Liekens, who has been called the "leading lady in sexology", has written several books including The Vagina Book, The Sex Bible and Her Penis Book.

Another book, Start 2 Sex, attempts to answer teenagers' most frequently asked questions about sex.

Channel 4 is no stranger to programmes about sex. Recent output includes The Joy of Teen Sex, The Sex Education Show and last year's Sex Box, presented by Mariella Frostrup.

But Sex Box, which aimed to help Britain get over its sexual repression, was largely ridiculed. It featured couples having sex in a box in a television studio, then emerging in front of the cameras.

Separately, Channel 4 has also commissioned a second series of reality show The Island with Bear Grylls featuring two separate islands – one with men and one with women.

Humphreys said the original idea was a "social experiment about masculinity" but he wanted to move it on with the second series.

"These things need to evolve and become different, we didn't want to do the same experiment all over again," he said.

"It will still be a survival show but also we could turn it into more of a gender experiment. The two islands won't directly talk to each other, they will be standalone shows scheduled in the same week. People can watch both shows and make their own mind up."

Critics accused the Grylls show of misleading viewers but Humphreys said: "If you look at it under a microscope we were completely robust about it. It was a flash storm that actually helped the show, viewing figures went up the following week. We were delighted with the way it resonated with the public."

'Too biological, too inconsisent and too late'

Sex and relationship education (SRE) is too biological and taught at too late an age: by the time most young people receive it, they're past puberty. Learning about biology does not provide understanding about relationships, boundaries or consent, so young people are less able to negotiate these things. A class on STIs doesn't help them to feel comfortable about their sexuality, so they lack the language to express that.

The earlier SRE is taught, the better-equipped young people will be to have healthy relationships and fulfilling sex lives later on.

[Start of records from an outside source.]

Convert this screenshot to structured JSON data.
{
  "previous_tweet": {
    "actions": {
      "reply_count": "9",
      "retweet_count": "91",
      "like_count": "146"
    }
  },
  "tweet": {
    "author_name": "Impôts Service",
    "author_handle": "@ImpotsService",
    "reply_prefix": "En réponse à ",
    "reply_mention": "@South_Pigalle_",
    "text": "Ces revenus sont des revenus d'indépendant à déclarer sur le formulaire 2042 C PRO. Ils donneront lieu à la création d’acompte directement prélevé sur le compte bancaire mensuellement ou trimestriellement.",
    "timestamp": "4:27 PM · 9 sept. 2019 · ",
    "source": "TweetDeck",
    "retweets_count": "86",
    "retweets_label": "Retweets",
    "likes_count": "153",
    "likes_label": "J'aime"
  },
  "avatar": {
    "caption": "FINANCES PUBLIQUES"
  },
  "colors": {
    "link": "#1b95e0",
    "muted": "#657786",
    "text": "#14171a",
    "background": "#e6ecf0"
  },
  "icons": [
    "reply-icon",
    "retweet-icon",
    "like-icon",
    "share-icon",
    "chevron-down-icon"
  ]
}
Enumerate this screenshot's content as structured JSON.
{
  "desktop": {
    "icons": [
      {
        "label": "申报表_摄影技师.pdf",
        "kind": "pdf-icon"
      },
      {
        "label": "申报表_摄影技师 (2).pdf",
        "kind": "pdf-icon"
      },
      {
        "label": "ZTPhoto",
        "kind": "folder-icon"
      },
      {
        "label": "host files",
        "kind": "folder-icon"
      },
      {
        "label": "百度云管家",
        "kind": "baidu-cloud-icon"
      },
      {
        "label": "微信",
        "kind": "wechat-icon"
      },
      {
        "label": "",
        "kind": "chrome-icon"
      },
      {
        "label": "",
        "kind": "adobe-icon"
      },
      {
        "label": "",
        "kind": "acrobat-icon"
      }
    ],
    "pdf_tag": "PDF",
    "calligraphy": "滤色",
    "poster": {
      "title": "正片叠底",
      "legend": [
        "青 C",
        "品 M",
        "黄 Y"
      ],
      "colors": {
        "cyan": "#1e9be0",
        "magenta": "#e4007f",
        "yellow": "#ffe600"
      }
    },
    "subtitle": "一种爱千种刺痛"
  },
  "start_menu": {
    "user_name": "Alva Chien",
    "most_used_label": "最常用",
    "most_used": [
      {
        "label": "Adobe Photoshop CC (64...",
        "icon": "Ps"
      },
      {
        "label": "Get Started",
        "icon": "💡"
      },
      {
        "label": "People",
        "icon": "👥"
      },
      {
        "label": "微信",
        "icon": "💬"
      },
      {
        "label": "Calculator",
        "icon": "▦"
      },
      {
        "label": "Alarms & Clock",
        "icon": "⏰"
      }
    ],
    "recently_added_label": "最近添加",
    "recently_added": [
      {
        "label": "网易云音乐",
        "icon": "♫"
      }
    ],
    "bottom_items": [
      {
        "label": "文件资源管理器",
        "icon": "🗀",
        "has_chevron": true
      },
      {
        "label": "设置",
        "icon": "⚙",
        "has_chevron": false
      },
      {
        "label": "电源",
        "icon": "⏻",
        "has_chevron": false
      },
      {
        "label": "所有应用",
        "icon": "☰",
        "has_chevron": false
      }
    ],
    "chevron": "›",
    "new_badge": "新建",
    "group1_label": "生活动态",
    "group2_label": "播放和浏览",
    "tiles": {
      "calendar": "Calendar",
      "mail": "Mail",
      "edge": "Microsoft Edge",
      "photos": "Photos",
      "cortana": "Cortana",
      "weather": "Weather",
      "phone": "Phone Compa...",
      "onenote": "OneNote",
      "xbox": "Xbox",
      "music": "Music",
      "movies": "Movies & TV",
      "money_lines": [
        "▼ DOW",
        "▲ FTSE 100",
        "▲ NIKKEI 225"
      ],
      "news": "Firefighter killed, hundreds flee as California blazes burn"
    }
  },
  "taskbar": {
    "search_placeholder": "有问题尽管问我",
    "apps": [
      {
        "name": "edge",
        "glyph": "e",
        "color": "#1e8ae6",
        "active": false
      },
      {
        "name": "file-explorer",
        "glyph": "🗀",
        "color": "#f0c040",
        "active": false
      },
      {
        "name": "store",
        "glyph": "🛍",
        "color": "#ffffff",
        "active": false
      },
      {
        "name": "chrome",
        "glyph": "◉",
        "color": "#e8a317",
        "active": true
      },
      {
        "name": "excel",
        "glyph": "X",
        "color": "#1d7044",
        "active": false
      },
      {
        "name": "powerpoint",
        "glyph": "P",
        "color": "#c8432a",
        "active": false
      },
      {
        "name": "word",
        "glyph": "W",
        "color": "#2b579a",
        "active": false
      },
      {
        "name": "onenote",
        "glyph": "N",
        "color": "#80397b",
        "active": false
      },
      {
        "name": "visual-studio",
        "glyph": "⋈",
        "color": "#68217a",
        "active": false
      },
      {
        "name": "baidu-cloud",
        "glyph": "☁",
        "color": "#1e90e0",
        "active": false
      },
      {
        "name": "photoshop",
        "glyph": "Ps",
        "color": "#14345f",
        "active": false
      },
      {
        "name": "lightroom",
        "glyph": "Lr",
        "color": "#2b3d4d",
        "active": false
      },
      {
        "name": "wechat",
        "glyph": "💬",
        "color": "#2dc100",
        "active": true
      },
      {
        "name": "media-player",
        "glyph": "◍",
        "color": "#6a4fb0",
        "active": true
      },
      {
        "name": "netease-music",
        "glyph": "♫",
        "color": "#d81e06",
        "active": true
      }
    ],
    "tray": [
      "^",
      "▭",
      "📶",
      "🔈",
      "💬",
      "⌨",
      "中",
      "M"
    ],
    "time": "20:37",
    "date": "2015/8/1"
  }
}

Not teaching them these things is to rob them of the necessary life skills they deserve to have.

It may seem shocking to suggest 10-year-olds are taught about masturbation, but it's just another bodily function, which they should know about without shame or embarrassment. We need to help children to understand how their bodies work, in an age-appropriate way, not to enforce our own sexual repression. Teenagers complain that they are not given enough information about sex and relationships, and that this leaves them ill prepared.

I think a GCSE in sex education would be a great way to help young people to navigate all these things, and to assess whether they are learning about it properly or being taught it consistently. Just as doing an English GSCE helps young people to develop and practise judgment and critical thinking, so could one in SRE. It could prepare them for handling difficult issues in their own lives, and contribute to their emotional, physical and sexual wellbeing.

I sincerely hope this programme will start a change in sex education in this country, so that it becomes a mandatory subject, at appropriate ages, in primary and secondary schools. It's also great that Channel 4 will not just be highlighting the gaps in young people's SRE knowledge, but also shining a light on adult Brits' sexual repression. Sex shouldn't be clouded by 'Carry On-style embarrassment: adults and young people should be able to discuss it openly, without fear of judgment or worry about being stigmatised.

Perhaps this programme will enable us all to begin that conversation.

I'm not saying it won't be awkward at times, but we need to get beyond that and be able to talk about sex as the healthy, positive, natural thing that it is. Some people have sex. Get over it. Zoe Margolis

Zoe Margolis is a writer and journalist who specialises in sex and gender issues. She is also an ambassador for the Brook Advisory Centre, which provides sexual health services and advice for people under 25.